Speaking at a Russian Central Bank event in Moscow on Sept. 1, bank Governor Elvira Nabiullina again insisted that Russia should not return to the strict capital controls adopted back in February 2022 which successfully stopped capital flight and defended the value of the ruble in the face of international financial warfare. Russia, she stated, should instead keep raising interest rates to try to keep volatile capital from fleeing the country. Even as the value of the ruble continued to drop over the last 10 days—from 93.5 to 96.4 rubles to the dollar—Nabiullina argued that “the outflow of capital is a preference for hard currency” which should be “treated with completely different methods, including the key (interest) rate.”
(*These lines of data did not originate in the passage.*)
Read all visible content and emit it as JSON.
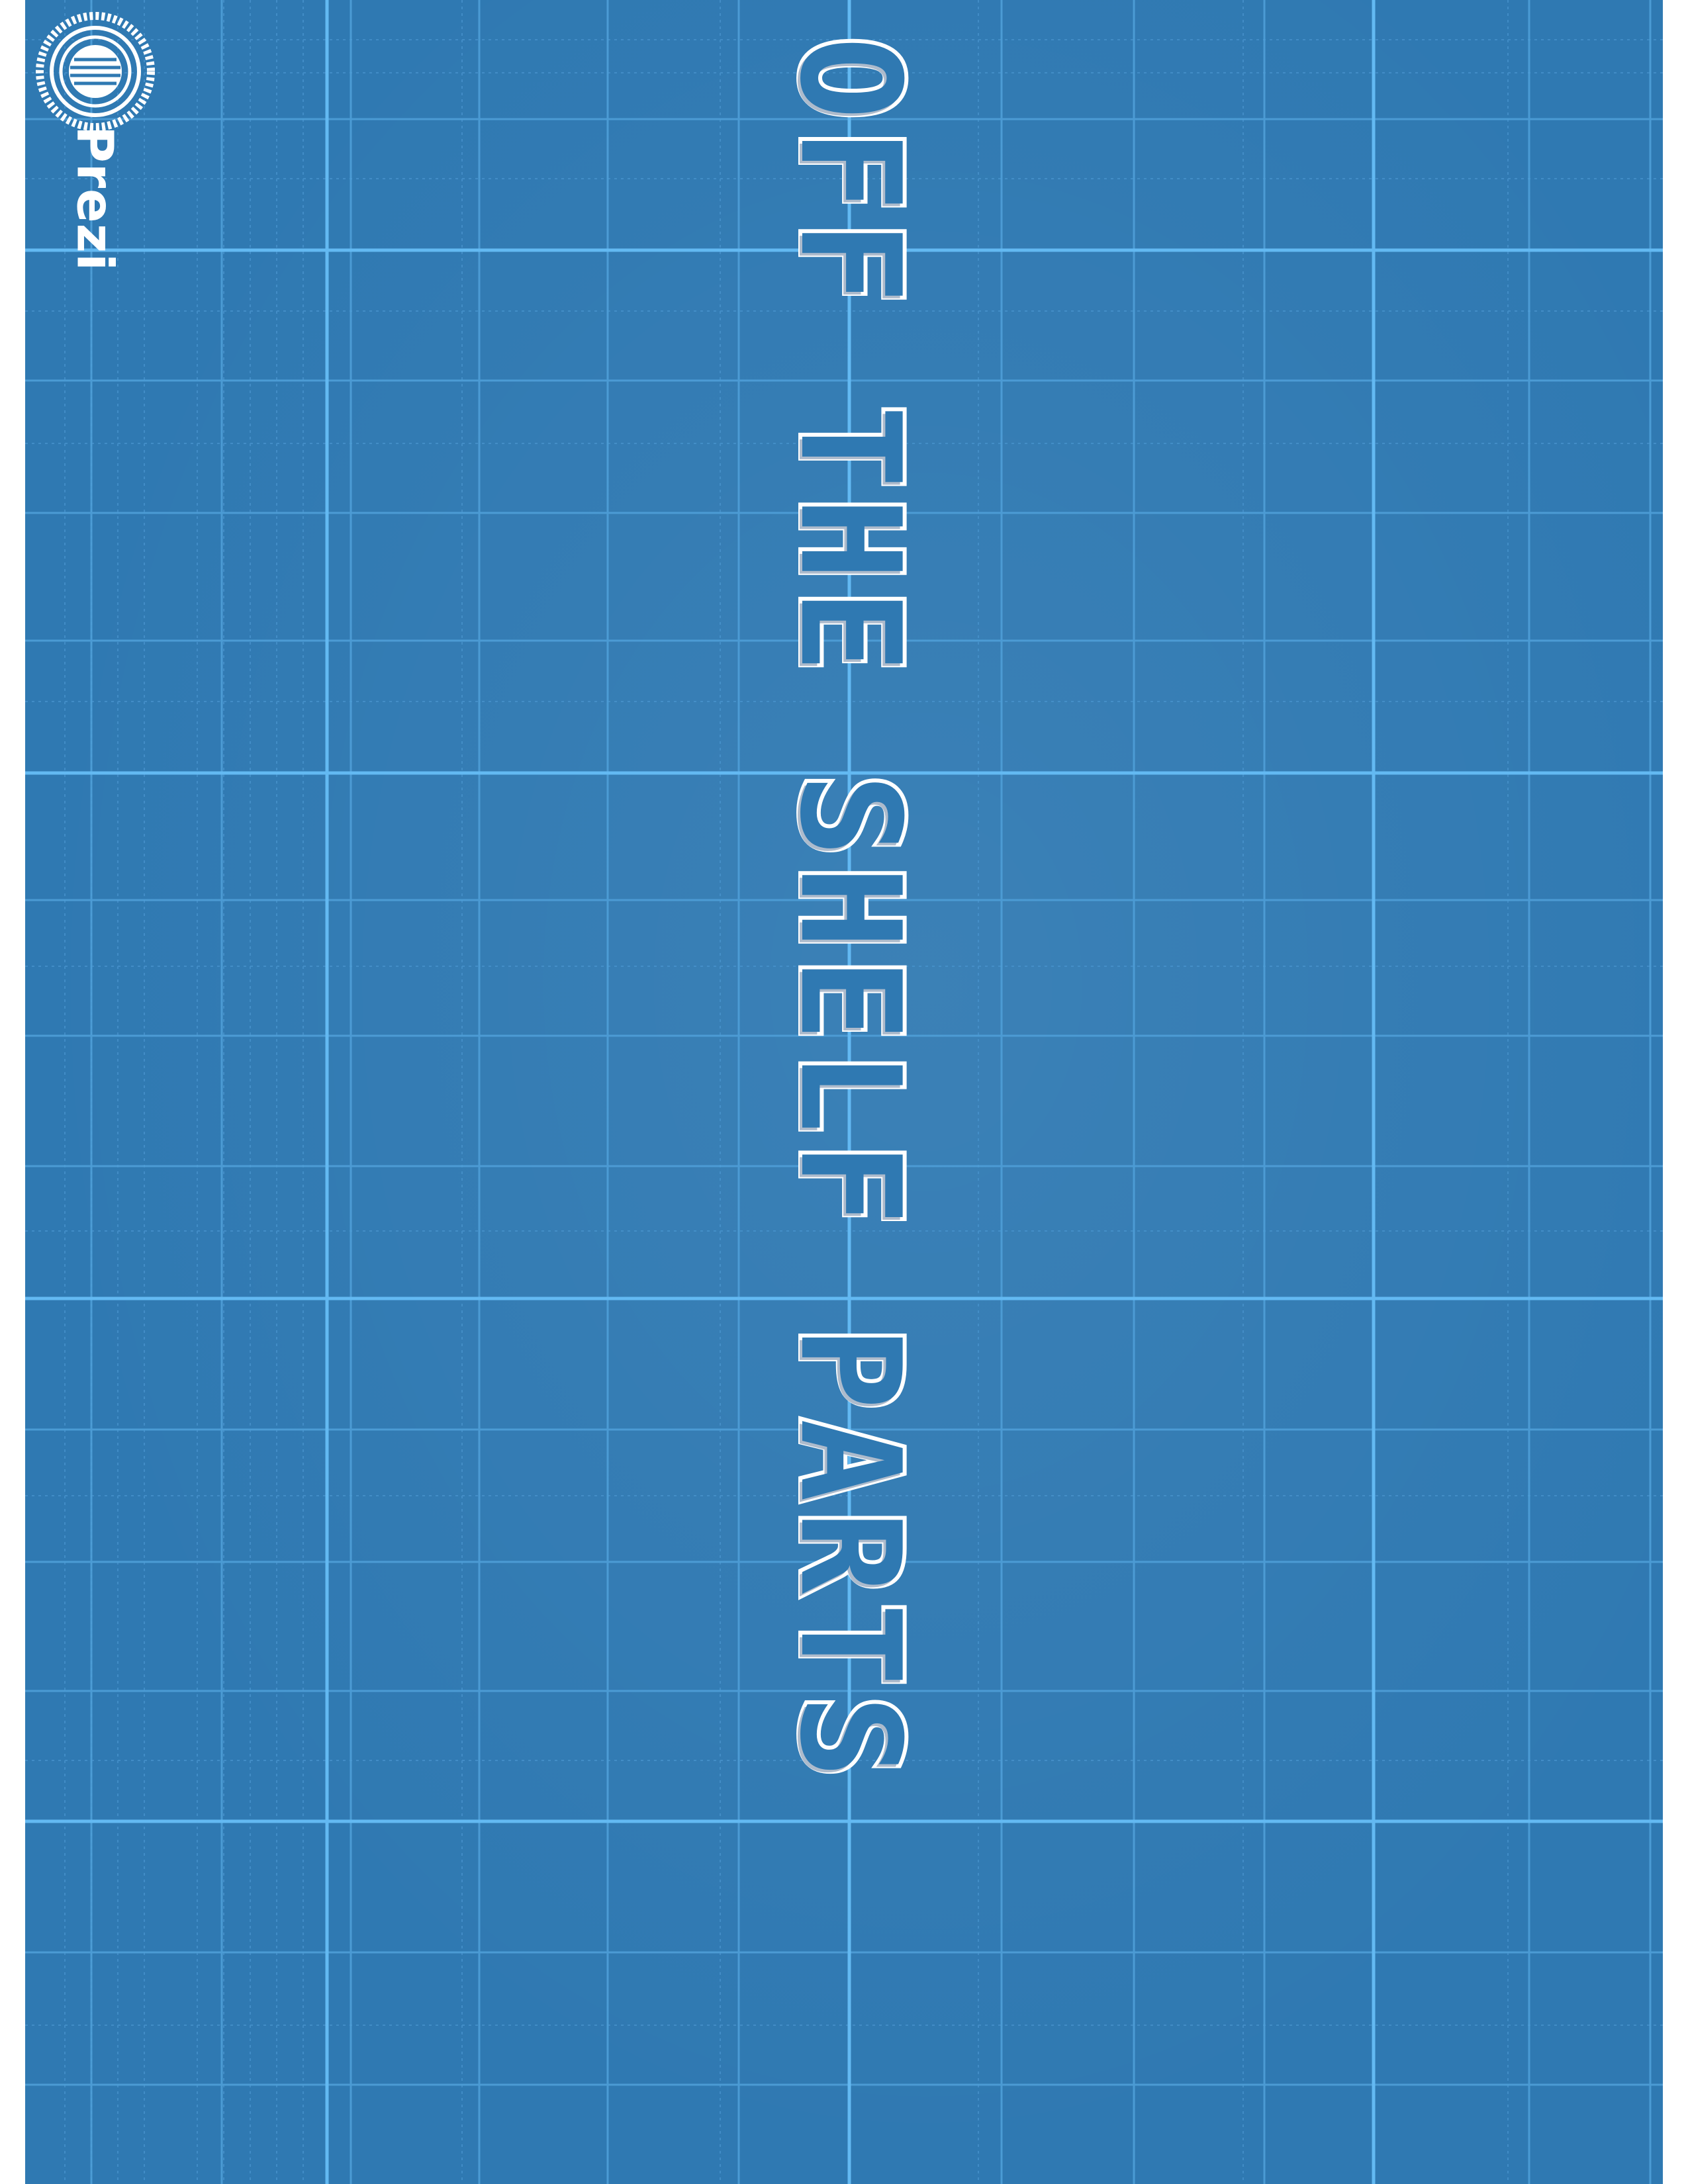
{
  "brand": {
    "name": "Prezi",
    "logo_icon": "prezi-logo-icon"
  },
  "slide": {
    "title": "OFF THE SHELF PARTS"
  },
  "theme": {
    "background": "#2f79b2",
    "grid_major": "#63b9f2",
    "grid_minor": "#4f9fd8",
    "text": "#ffffff"
  }
}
Raising interest rates in this fashion is a fool’s errand, universally advocated by City of London and Wall Street bankers, using the specious argument that people will always find a way around capital and exchange controls, so why bother. In reality, raising rates in this manner will only strangle the domestic economy and it won’t succeed in stopping capital flight in any event—both of which are policy objectives of Russia’s enemies. Nabiullina has already raised interest rates from 7.5% to 12%, and she stated on Sept. 1 that further increases may be required.
The contrary policy view was stated at the same event by Finance Minister Anton Siluanov, who argued that “we are for tighter measures on control over (currency) flows,” according to a report in TASS.